I woke up this morning and thought my building was on fire, as I have on many other occasions since I arrived. My room was smoky, smelling not like a campfire but like singed hair and chemicals, and I could hear the loud crackles of a fire gobbling something up.
Of course, it’s just garbage. Crushed water bottles, notebook papers, rotten food, potato chip bags, banana peels, and who knows what else. As in many places, this is a common practice to deal with waste. Convenient and fun!
There are black splotches of soot and char up and down the roads and footpaths around the monastery, many of them in the dirt below my second-story room.
In the evenings, you can see plumes of smoke and sometimes the orange glow of the fire itself all throughout the valley. Some are so big that I’m certain it’s the beginning of a forest fire. But they inevitably die down after an hour or so.
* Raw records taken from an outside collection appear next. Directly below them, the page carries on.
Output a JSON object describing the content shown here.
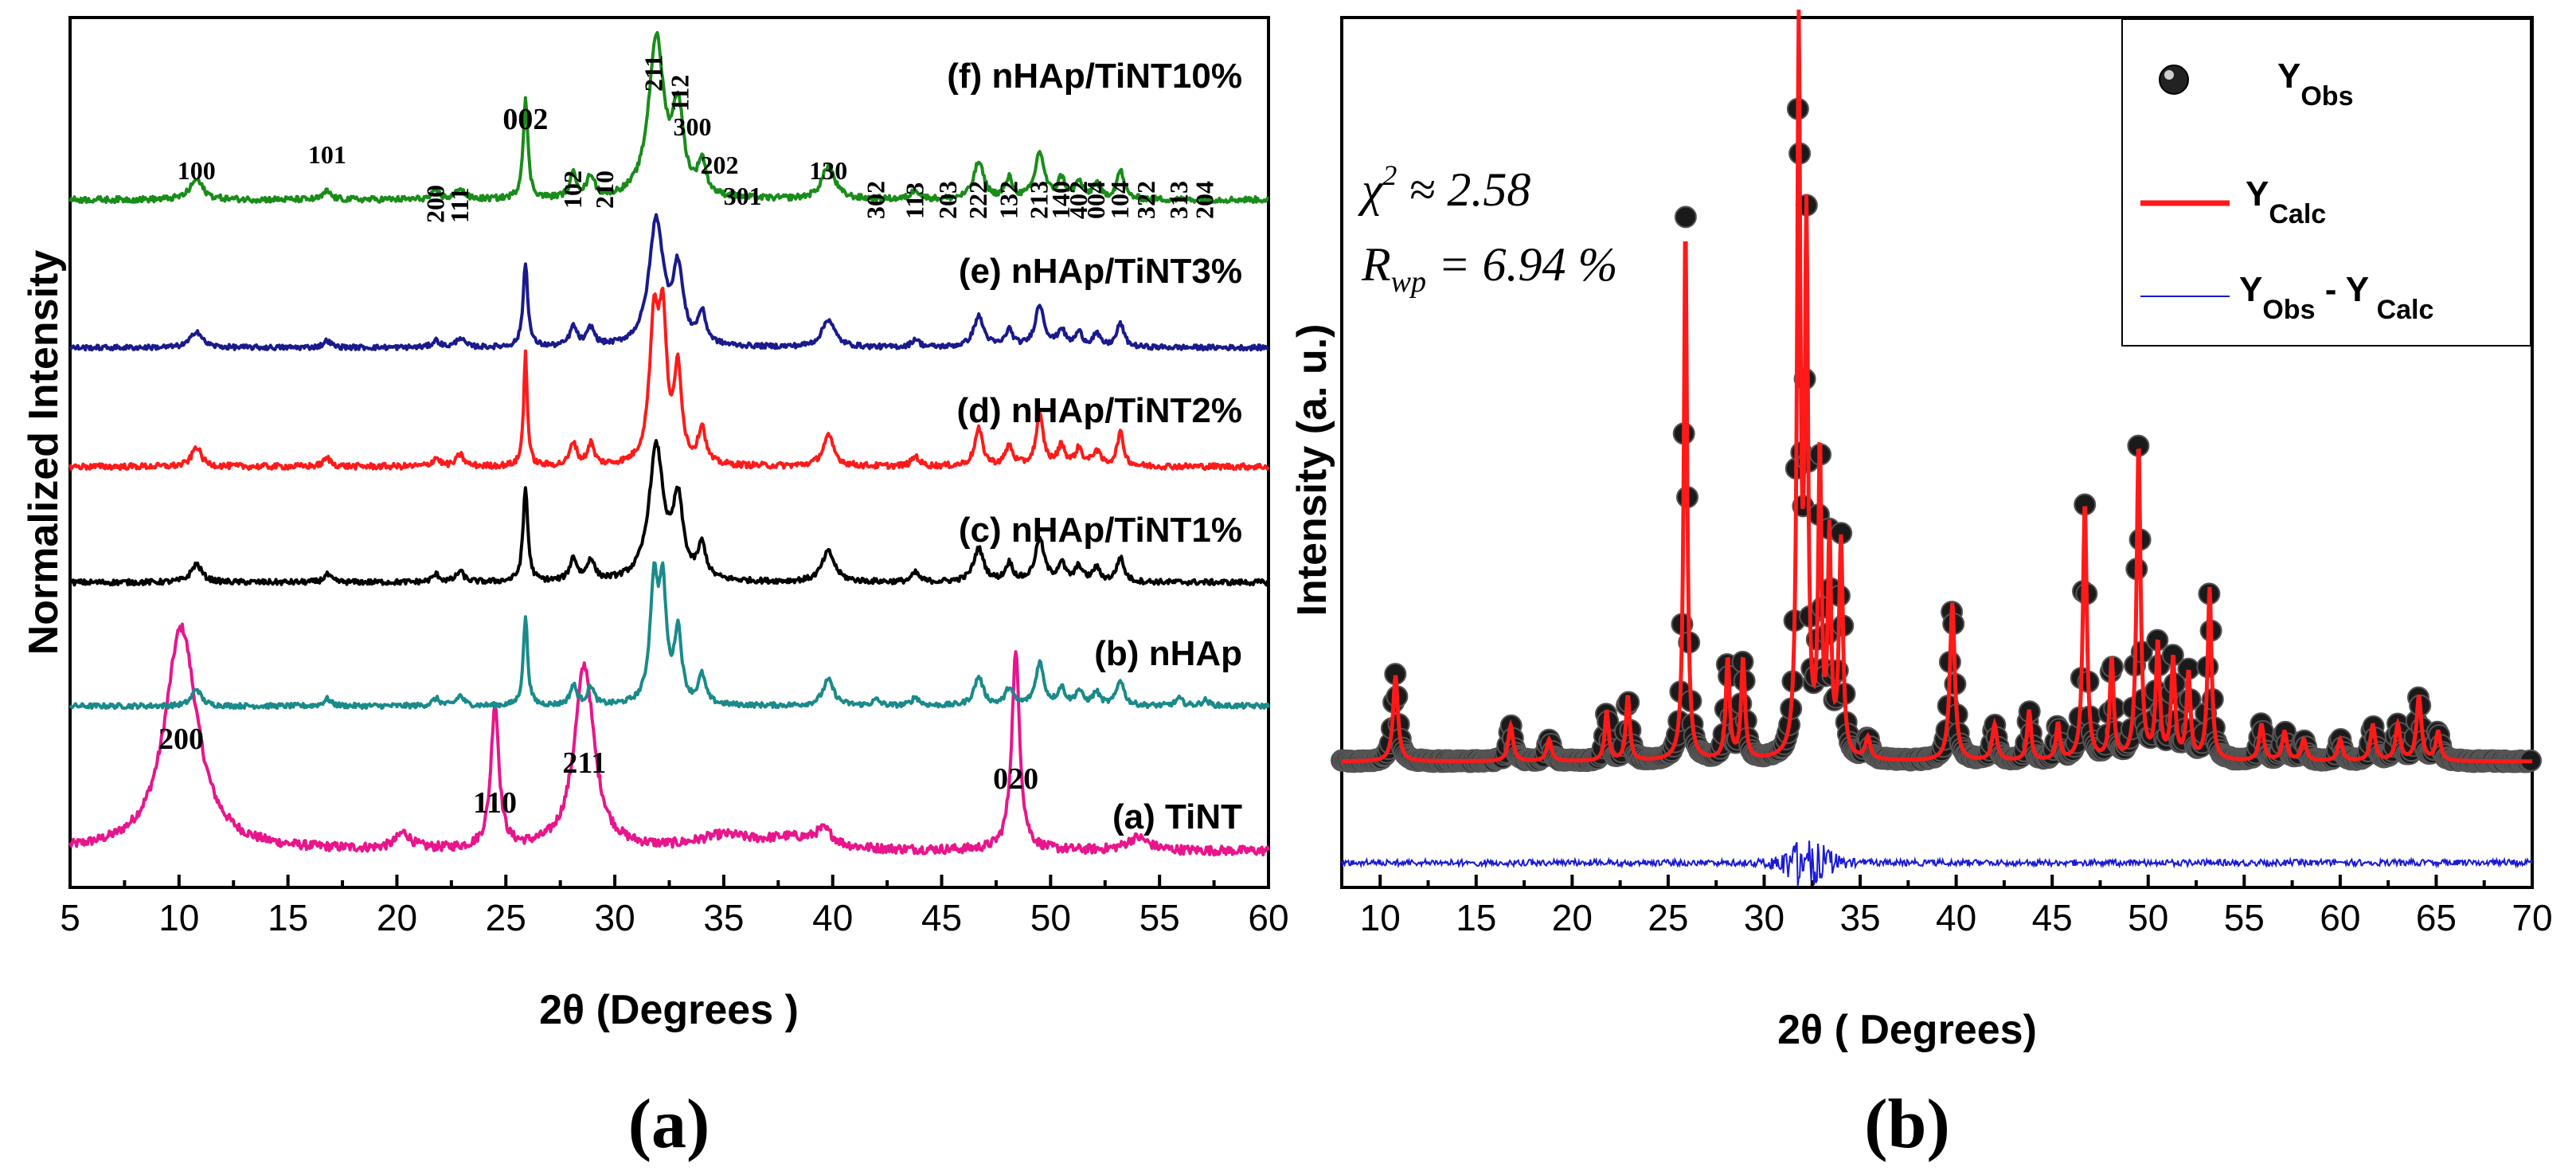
{
  "chart_data": [
    {
      "type": "line",
      "panel_label": "(a)",
      "xlabel": "2θ (Degrees )",
      "ylabel": "Normalized Intensity",
      "xlim": [
        5,
        60
      ],
      "xticks": [
        5,
        10,
        15,
        20,
        25,
        30,
        35,
        40,
        45,
        50,
        55,
        60
      ],
      "series": [
        {
          "name": "(a) TiNT",
          "color": "#e8158c",
          "offset": 0,
          "base": 0.05,
          "peaks": [
            [
              10.1,
              0.85,
              0.9
            ],
            [
              24.5,
              0.55,
              0.22
            ],
            [
              28.6,
              0.7,
              0.55
            ],
            [
              48.4,
              0.75,
              0.22
            ],
            [
              20.3,
              0.06,
              0.4
            ],
            [
              35,
              0.05,
              1.5
            ],
            [
              38,
              0.04,
              1.5
            ],
            [
              39.6,
              0.06,
              0.5
            ],
            [
              54,
              0.05,
              0.6
            ]
          ]
        },
        {
          "name": "(b) nHAp",
          "color": "#1a8a8a",
          "offset": 1,
          "base": 0.02,
          "peaks": [
            [
              10.8,
              0.12,
              0.25
            ],
            [
              16.8,
              0.05,
              0.2
            ],
            [
              21.8,
              0.05,
              0.2
            ],
            [
              22.9,
              0.07,
              0.2
            ],
            [
              25.9,
              0.62,
              0.12
            ],
            [
              28.1,
              0.14,
              0.18
            ],
            [
              28.9,
              0.13,
              0.18
            ],
            [
              31.8,
              0.82,
              0.22
            ],
            [
              32.2,
              0.75,
              0.2
            ],
            [
              32.9,
              0.5,
              0.2
            ],
            [
              34.0,
              0.2,
              0.2
            ],
            [
              39.8,
              0.18,
              0.3
            ],
            [
              42.0,
              0.04,
              0.2
            ],
            [
              43.8,
              0.06,
              0.2
            ],
            [
              46.7,
              0.2,
              0.25
            ],
            [
              48.1,
              0.12,
              0.2
            ],
            [
              49.5,
              0.3,
              0.22
            ],
            [
              50.5,
              0.12,
              0.2
            ],
            [
              51.3,
              0.1,
              0.2
            ],
            [
              52.1,
              0.09,
              0.2
            ],
            [
              53.2,
              0.18,
              0.2
            ],
            [
              55.9,
              0.05,
              0.2
            ],
            [
              57.1,
              0.04,
              0.2
            ]
          ]
        },
        {
          "name": "(c) nHAp/TiNT1%",
          "color": "#000000",
          "offset": 2,
          "base": 0.02,
          "peaks": [
            [
              10.8,
              0.12,
              0.3
            ],
            [
              16.8,
              0.05,
              0.2
            ],
            [
              21.8,
              0.05,
              0.2
            ],
            [
              22.9,
              0.07,
              0.2
            ],
            [
              25.9,
              0.62,
              0.13
            ],
            [
              28.1,
              0.15,
              0.2
            ],
            [
              28.9,
              0.14,
              0.2
            ],
            [
              31.9,
              0.88,
              0.4
            ],
            [
              32.9,
              0.5,
              0.28
            ],
            [
              34.0,
              0.22,
              0.22
            ],
            [
              39.8,
              0.2,
              0.35
            ],
            [
              43.8,
              0.06,
              0.2
            ],
            [
              46.7,
              0.22,
              0.28
            ],
            [
              48.1,
              0.12,
              0.2
            ],
            [
              49.5,
              0.28,
              0.25
            ],
            [
              50.5,
              0.12,
              0.2
            ],
            [
              51.3,
              0.1,
              0.2
            ],
            [
              52.1,
              0.09,
              0.2
            ],
            [
              53.2,
              0.16,
              0.2
            ]
          ]
        },
        {
          "name": "(d) nHAp/TiNT2%",
          "color": "#ff1a1a",
          "offset": 3,
          "base": 0.02,
          "peaks": [
            [
              10.8,
              0.12,
              0.25
            ],
            [
              16.8,
              0.05,
              0.2
            ],
            [
              21.8,
              0.05,
              0.2
            ],
            [
              22.9,
              0.07,
              0.2
            ],
            [
              25.9,
              0.68,
              0.1
            ],
            [
              28.1,
              0.14,
              0.18
            ],
            [
              28.9,
              0.13,
              0.18
            ],
            [
              31.8,
              0.82,
              0.25
            ],
            [
              32.2,
              0.78,
              0.22
            ],
            [
              32.9,
              0.55,
              0.2
            ],
            [
              34.0,
              0.22,
              0.2
            ],
            [
              39.8,
              0.18,
              0.3
            ],
            [
              43.8,
              0.06,
              0.2
            ],
            [
              46.7,
              0.22,
              0.22
            ],
            [
              48.1,
              0.12,
              0.2
            ],
            [
              49.5,
              0.3,
              0.2
            ],
            [
              50.5,
              0.12,
              0.2
            ],
            [
              51.3,
              0.1,
              0.2
            ],
            [
              52.1,
              0.09,
              0.2
            ],
            [
              53.2,
              0.2,
              0.18
            ]
          ]
        },
        {
          "name": "(e) nHAp/TiNT3%",
          "color": "#1a1a8c",
          "offset": 4,
          "base": 0.02,
          "peaks": [
            [
              10.8,
              0.12,
              0.3
            ],
            [
              16.8,
              0.05,
              0.2
            ],
            [
              21.8,
              0.05,
              0.2
            ],
            [
              22.9,
              0.07,
              0.2
            ],
            [
              25.9,
              0.6,
              0.13
            ],
            [
              28.1,
              0.14,
              0.2
            ],
            [
              28.9,
              0.13,
              0.2
            ],
            [
              31.9,
              0.9,
              0.4
            ],
            [
              32.9,
              0.52,
              0.28
            ],
            [
              34.0,
              0.22,
              0.22
            ],
            [
              39.8,
              0.2,
              0.35
            ],
            [
              43.8,
              0.06,
              0.2
            ],
            [
              46.7,
              0.22,
              0.28
            ],
            [
              48.1,
              0.12,
              0.2
            ],
            [
              49.5,
              0.3,
              0.25
            ],
            [
              50.5,
              0.12,
              0.2
            ],
            [
              51.3,
              0.1,
              0.2
            ],
            [
              52.1,
              0.09,
              0.2
            ],
            [
              53.2,
              0.17,
              0.2
            ]
          ]
        },
        {
          "name": "(f) nHAp/TiNT10%",
          "color": "#1a8c1a",
          "offset": 5,
          "base": 0.02,
          "peaks": [
            [
              10.8,
              0.12,
              0.35
            ],
            [
              16.8,
              0.05,
              0.2
            ],
            [
              21.8,
              0.05,
              0.2
            ],
            [
              22.9,
              0.07,
              0.2
            ],
            [
              25.9,
              0.6,
              0.13
            ],
            [
              28.1,
              0.14,
              0.2
            ],
            [
              28.9,
              0.13,
              0.2
            ],
            [
              31.9,
              0.95,
              0.42
            ],
            [
              32.9,
              0.5,
              0.3
            ],
            [
              34.0,
              0.2,
              0.22
            ],
            [
              39.8,
              0.2,
              0.35
            ],
            [
              43.8,
              0.06,
              0.2
            ],
            [
              46.7,
              0.22,
              0.28
            ],
            [
              48.1,
              0.12,
              0.2
            ],
            [
              49.5,
              0.28,
              0.25
            ],
            [
              50.5,
              0.12,
              0.2
            ],
            [
              51.3,
              0.1,
              0.2
            ],
            [
              52.1,
              0.09,
              0.2
            ],
            [
              53.2,
              0.17,
              0.2
            ]
          ]
        }
      ],
      "hkl_tint": [
        {
          "label": "200",
          "x": 10.1
        },
        {
          "label": "110",
          "x": 24.5
        },
        {
          "label": "211",
          "x": 28.6
        },
        {
          "label": "020",
          "x": 48.4
        }
      ],
      "hkl_hap": [
        {
          "label": "100",
          "x": 10.8
        },
        {
          "label": "101",
          "x": 16.8
        },
        {
          "label": "200",
          "x": 21.8
        },
        {
          "label": "111",
          "x": 22.9
        },
        {
          "label": "002",
          "x": 25.9
        },
        {
          "label": "102",
          "x": 28.1
        },
        {
          "label": "210",
          "x": 28.9
        },
        {
          "label": "211",
          "x": 31.8
        },
        {
          "label": "112",
          "x": 32.2
        },
        {
          "label": "300",
          "x": 32.9
        },
        {
          "label": "202",
          "x": 34.0
        },
        {
          "label": "301",
          "x": 35.5
        },
        {
          "label": "130",
          "x": 39.8
        },
        {
          "label": "302",
          "x": 42.0
        },
        {
          "label": "113",
          "x": 43.8
        },
        {
          "label": "203",
          "x": 45.3
        },
        {
          "label": "222",
          "x": 46.7
        },
        {
          "label": "132",
          "x": 48.1
        },
        {
          "label": "213",
          "x": 49.5
        },
        {
          "label": "140",
          "x": 50.5
        },
        {
          "label": "402",
          "x": 51.3
        },
        {
          "label": "004",
          "x": 52.1
        },
        {
          "label": "104",
          "x": 53.2
        },
        {
          "label": "322",
          "x": 54.4
        },
        {
          "label": "313",
          "x": 55.9
        },
        {
          "label": "204",
          "x": 57.1
        }
      ]
    },
    {
      "type": "scatter",
      "panel_label": "(b)",
      "xlabel": "2θ ( Degrees)",
      "ylabel": "Intensity (a. u.)",
      "xlim": [
        8,
        70
      ],
      "xticks": [
        10,
        15,
        20,
        25,
        30,
        35,
        40,
        45,
        50,
        55,
        60,
        65,
        70
      ],
      "stats": {
        "chi": "χ",
        "chi_sup": "2",
        "chi_val": " ≈ 2.58",
        "r": "R",
        "r_sub": "wp",
        "r_val": " = 6.94 %"
      },
      "legend": [
        {
          "text": "Y",
          "sub": "Obs",
          "color": "#000000",
          "style": "marker"
        },
        {
          "text": "Y",
          "sub": "Calc",
          "color": "#ff1a1a",
          "style": "line"
        },
        {
          "text": "Y",
          "sub": "Obs",
          "text2": " - Y",
          "sub2": " Calc",
          "color": "#1a1ad6",
          "style": "thin-line"
        }
      ],
      "peaks": [
        [
          10.8,
          0.12,
          0.15
        ],
        [
          16.8,
          0.05,
          0.15
        ],
        [
          18.8,
          0.03,
          0.15
        ],
        [
          21.8,
          0.07,
          0.12
        ],
        [
          22.9,
          0.09,
          0.12
        ],
        [
          25.9,
          0.75,
          0.1
        ],
        [
          28.1,
          0.14,
          0.12
        ],
        [
          28.9,
          0.14,
          0.12
        ],
        [
          31.8,
          1.0,
          0.1
        ],
        [
          32.2,
          0.72,
          0.1
        ],
        [
          32.9,
          0.42,
          0.1
        ],
        [
          33.4,
          0.3,
          0.1
        ],
        [
          34.0,
          0.3,
          0.12
        ],
        [
          35.4,
          0.03,
          0.15
        ],
        [
          39.8,
          0.22,
          0.15
        ],
        [
          42.0,
          0.05,
          0.15
        ],
        [
          43.8,
          0.07,
          0.12
        ],
        [
          45.3,
          0.05,
          0.12
        ],
        [
          46.7,
          0.36,
          0.12
        ],
        [
          48.1,
          0.14,
          0.12
        ],
        [
          49.5,
          0.44,
          0.12
        ],
        [
          50.5,
          0.16,
          0.12
        ],
        [
          51.3,
          0.14,
          0.12
        ],
        [
          52.1,
          0.12,
          0.12
        ],
        [
          53.2,
          0.24,
          0.12
        ],
        [
          55.9,
          0.05,
          0.15
        ],
        [
          57.1,
          0.04,
          0.15
        ],
        [
          58.1,
          0.03,
          0.15
        ],
        [
          60.0,
          0.03,
          0.15
        ],
        [
          61.7,
          0.05,
          0.15
        ],
        [
          63.0,
          0.05,
          0.15
        ],
        [
          64.1,
          0.09,
          0.15
        ],
        [
          65.1,
          0.04,
          0.15
        ]
      ],
      "background": 0.06
    }
  ]
}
When I wake up in a fire panic, however, it’s not the garbage fires I’m worried about. Because fire is so common and so permissible here, there is no such lesson as “Don’t play with fire!” Kids are always lighting bags and sticks and grass on fire, throwing them in the air and at each other, whipping them around, and then stomping on them. It feels like it’s only a matter of time before I turn around to find that my backpack has been lit on fire while still on my back and a bunch of kids are laughing hysterically behind a corner.